My mom made my 3 1/2 year old dd a yellow dress last Easter- its one with a chiffon over-skirt, and when she spins around, it spins around up to her waist, and to her, its the best thing in the world. She has worn it every day since the day after Christmas- and I don't even know what started the obsession, because up until then, it was just another dress in her closet. I think I hear "Mama, I want to spin around like a princess" at least 15 times a day. She even went through a phase where, for about two weeks, she would wake up at random times of the night (anywhere between midnight and 5 am,) and turn on all the lights in the house, looking for her "pretty dress" and then refusing to go back to bed because she wanted to spin around. It also set us back a huge amount in potty training, because there was too much fabric for her to get the hang of lifting it up to sit down on the potty, and she refused to take the dress off even the few seconds that it would take to go. As soon as we get home from going somewhere, as soon as my back is turned, she's thrown her clothes off and is begging me to put on her dress. We change clothes more times in a day than I can count...

We have issues getting out of the house too, because like the op, she only wants to wear it with just sandals. Tantrums sometimes ensue when we have to leave to go somewhere and she doesn't want to take the dress off. Honestly, the dress is starting to get really ratty looking, (we wash it about three times a week, but even on delicate and air drying- its still starting to wear out!) and I'm really trying to let myself relax about letting her wear it places as long as its not filthy, which it is most of the time.

My dd has always been one to obsess about certaing things for a time, and then forget about them. The one before the dress was "My Little Ponies." But nothing has lasted this long or been this intense. Its gotten to the point where when I finally get her in real clothes, I'm surprised at how different she looks! :LOL

I can truly, truly see this being one of those things that she loves until it gets too small, then we have to cut it up into lovies that she takes with her everywhere, even to college. I guess if it makes her happy...
post #19 of 20
I would let my dd wear the sundress at home but insist on things like leggings/tights and sweaters if she wants to go outside or to the store.

My dd has gotten attached to certain clothing items. One time it was a leopard print sleeper with a hood with ears on it. She lived in it for a long time. It was summer and super hot so I let her wear it in the air conditioning.
If clothes are clean she can wear them wherever. If they are really unseasonable I'll likely say only at home or with the addition of sweater, etc.
I also try to put away the clothes that are not in season. That seems to help.

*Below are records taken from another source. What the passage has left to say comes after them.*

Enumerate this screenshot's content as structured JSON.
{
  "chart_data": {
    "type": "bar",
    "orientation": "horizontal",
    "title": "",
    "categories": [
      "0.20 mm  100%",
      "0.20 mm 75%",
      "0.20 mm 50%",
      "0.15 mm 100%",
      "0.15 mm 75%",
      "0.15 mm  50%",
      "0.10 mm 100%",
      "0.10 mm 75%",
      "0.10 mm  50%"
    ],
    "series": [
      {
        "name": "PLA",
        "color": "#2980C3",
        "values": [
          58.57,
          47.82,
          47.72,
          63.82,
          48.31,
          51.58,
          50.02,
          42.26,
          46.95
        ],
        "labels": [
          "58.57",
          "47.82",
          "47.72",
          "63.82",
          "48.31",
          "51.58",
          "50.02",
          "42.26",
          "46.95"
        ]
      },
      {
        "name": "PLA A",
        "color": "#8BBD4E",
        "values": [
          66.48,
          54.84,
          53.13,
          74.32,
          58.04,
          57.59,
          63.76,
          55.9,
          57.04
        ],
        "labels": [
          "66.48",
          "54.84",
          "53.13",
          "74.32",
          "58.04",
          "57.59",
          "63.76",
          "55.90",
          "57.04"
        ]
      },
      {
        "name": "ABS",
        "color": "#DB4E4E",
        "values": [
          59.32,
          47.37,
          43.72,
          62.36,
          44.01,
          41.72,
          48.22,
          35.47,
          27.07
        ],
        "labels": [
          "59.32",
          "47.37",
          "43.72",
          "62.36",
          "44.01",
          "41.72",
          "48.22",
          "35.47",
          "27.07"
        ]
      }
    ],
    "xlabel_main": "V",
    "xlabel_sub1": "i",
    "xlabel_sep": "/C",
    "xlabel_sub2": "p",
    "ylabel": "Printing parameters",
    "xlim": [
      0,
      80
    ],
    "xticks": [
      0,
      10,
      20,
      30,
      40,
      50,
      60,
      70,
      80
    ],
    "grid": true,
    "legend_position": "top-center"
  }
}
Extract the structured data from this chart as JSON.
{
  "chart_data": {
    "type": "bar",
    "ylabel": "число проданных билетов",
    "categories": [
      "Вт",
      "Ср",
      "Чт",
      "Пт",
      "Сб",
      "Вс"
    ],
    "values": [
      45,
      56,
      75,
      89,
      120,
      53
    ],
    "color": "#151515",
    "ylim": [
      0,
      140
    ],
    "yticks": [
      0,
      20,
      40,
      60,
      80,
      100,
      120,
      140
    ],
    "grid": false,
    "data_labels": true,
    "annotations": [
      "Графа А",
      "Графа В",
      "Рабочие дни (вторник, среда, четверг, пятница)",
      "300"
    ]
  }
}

If this is ongoing with being very particular about clothing and other things you might take a look at something like SID.
post #20 of 20
Short answer: I let her wear whatever she wants. I will bring along something more appropriate in case she changes her mind, but she never does.

If she were the type to want to wear the same thing for days, I'd buy extras of that item so she would always be wearing a clean one.

Sometimes I'm afraid people are judging me when I go out in a nice down jacket and dd is wearing a t-shirt, but they never say anything to me. (However, if dh is the one taking the girls out, he gets all sorts of comments about how they should be wearing a hat...) I just tell myself: we are right and everyone else is wrong.